The emphasis for the campaign is on patient involvement and participation. Posters and factsheets ask patients the crucial question - do they know who you are? Patients will be encouraged to question healthcare staff involved in their transfusion to ensure that simple errors do not lead to the wrong blood being administered.
We accept that none of us are infallible - we are all capable of making mistakes and incorrect patient identification remains the biggest reason for mistakes to happen. NHSBT wants to make sure these incidents occur less and less
The problem is included on the Department of Health’s list of ‘never events’, incidents that are eminently avoidable and should never happen.
Gerrard said: “We want to ensure that these events never happen. Despite our safety record, we feel that even one mistake that affects a patient is one too many. So we're asking patients to help staff by ensuring they know who you are, so identification mistakes leading to incorrect transfusions never happen."

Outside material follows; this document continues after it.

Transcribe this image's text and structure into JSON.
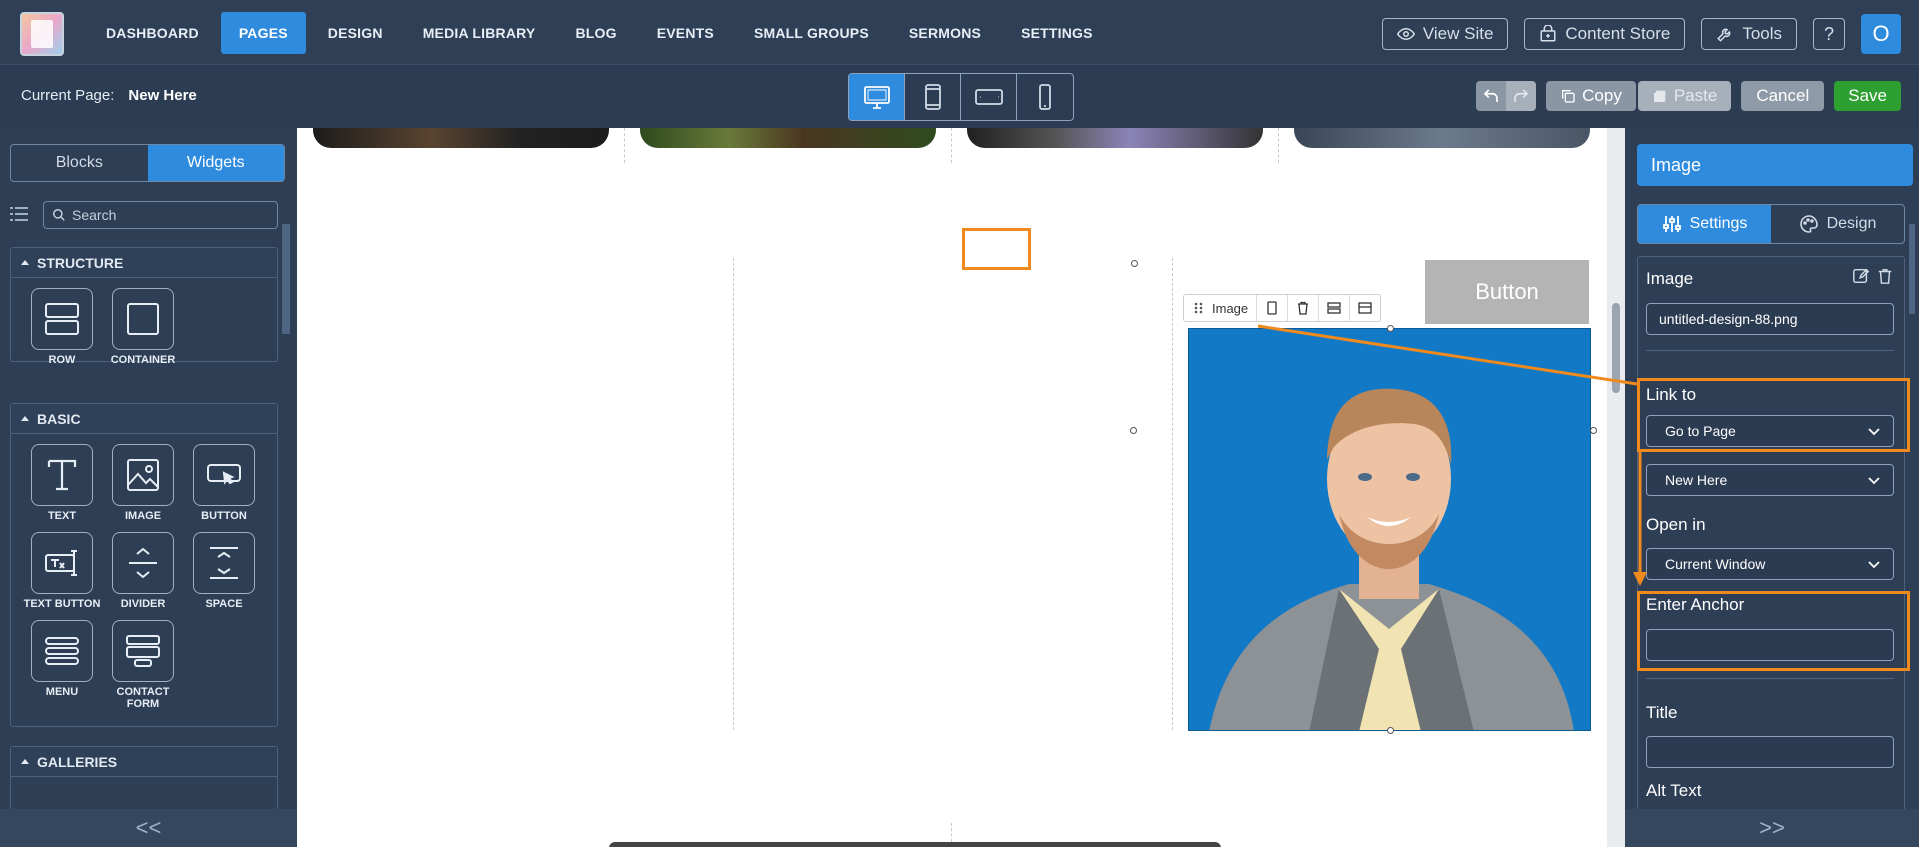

The initiative is being welcomed by MedTech suppliers, who provide a wealth of systems to help hospitals and other healthcare organisations track, trace and verify blood stocks.
MSoft eSolutions’s Bloodhound software controls access to and from all fridges, providing positive identification of users and patients and indepth auditing of all blood products across each and every stage of the transfusion process.
Speaking to BBH about the campaign, Matt McAlister, the company’s managing director, said: “Any initiative that raises awareness of the importance of getting the right blood into the right patient is a good one.
“Hospitals are asking for technology that will provide them with the sophisticated, efficient and, most importantly, secure and safe systems they require. We are helping trusts to enhance patient safety which, in turn, will help to further reduce the number of incidents in which patients receive the wrong blood.”